Adds TypeScript support to AVA.

This is designed to work for projects that precompile TypeScript. It allows AVA to load the compiled JavaScript, while configuring AVA to treat the TypeScript files as test files.

In other words, say you have a test file at src/test.ts. You've configured TypeScript to output to build/. Using @ava/typescript you can run the test using npx ava src/test.ts.

Enabling TypeScript support

Add this package to your project:

npm install --save-dev @ava/typescript

Then, enable TypeScript support either in package.json or ava.config.*:

package.json:

{
	"ava": {
		"typescript": {
			"rewritePaths": {
				"src/": "build/"
			},
			"compile": false
		}
	}
}

Both keys and values of the rewritePaths object must end with a /. Paths are relative to your project directory.

You can enable compilation via the compile property. If false, AVA will assume you have already compiled your project. If set to 'tsc', AVA will run the TypeScript compiler before running your tests. This can be inefficient when using AVA in watch mode.
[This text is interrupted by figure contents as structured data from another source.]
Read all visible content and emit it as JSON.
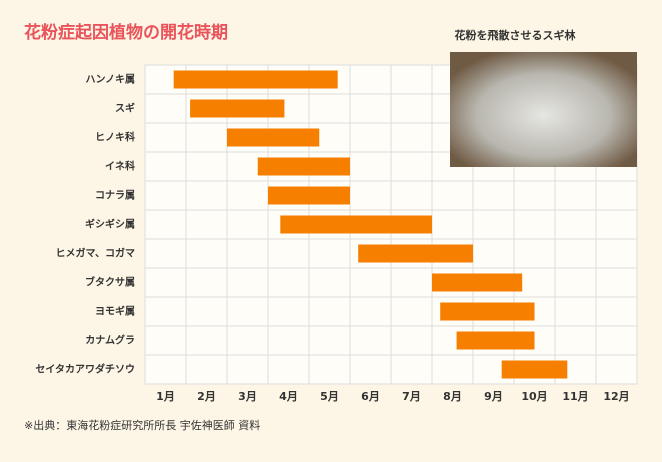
{
  "chart_data": {
    "type": "gantt",
    "title": "花粉症起因植物の開花時期",
    "photo_caption": "花粉を飛散させるスギ林",
    "source": "※出典：東海花粉症研究所所長 宇佐神医師 資料",
    "categories": [
      "ハンノキ属",
      "スギ",
      "ヒノキ科",
      "イネ科",
      "コナラ属",
      "ギシギシ属",
      "ヒメガマ、コガマ",
      "ブタクサ属",
      "ヨモギ属",
      "カナムグラ",
      "セイタカアワダチソウ"
    ],
    "start": [
      0.7,
      1.1,
      2.0,
      2.75,
      3.0,
      3.3,
      5.2,
      7.0,
      7.2,
      7.6,
      8.7
    ],
    "end": [
      4.7,
      3.4,
      4.25,
      5.0,
      5.0,
      7.0,
      8.0,
      9.2,
      9.5,
      9.5,
      10.3
    ],
    "color": "#f77f00",
    "xlim": [
      0,
      12
    ],
    "xticks": [
      {
        "value": 0.5,
        "label": "1月"
      },
      {
        "value": 1.5,
        "label": "2月"
      },
      {
        "value": 2.5,
        "label": "3月"
      },
      {
        "value": 3.5,
        "label": "4月"
      },
      {
        "value": 4.5,
        "label": "5月"
      },
      {
        "value": 5.5,
        "label": "6月"
      },
      {
        "value": 6.5,
        "label": "7月"
      },
      {
        "value": 7.5,
        "label": "8月"
      },
      {
        "value": 8.5,
        "label": "9月"
      },
      {
        "value": 9.5,
        "label": "10月"
      },
      {
        "value": 10.5,
        "label": "11月"
      },
      {
        "value": 11.5,
        "label": "12月"
      }
    ],
    "grid": true
  }
}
Output files are expected to have the .js extension.

AVA searches your entire project for *.js, *.cjs, *.mjs and *.ts files (or other extensions you've configured). It will ignore such files found in the rewritePaths targets (e.g. build/). If you use more specific paths, for instance build/main/, you may need to change AVA's files configuration to ignore other directories.

Add additional extensions

You can configure AVA to recognize additional file extensions. To add (partial†) JSX support:

package.json:

{
	"ava": {
		"typescript": {
			"extensions": [
				"ts",
				"tsx"
			],
			"rewritePaths": {
				"src/": "build/"
			}
		}
	}
}

See also AVA's extensions option.

† Note that the preserve mode for JSX is not (yet) supported.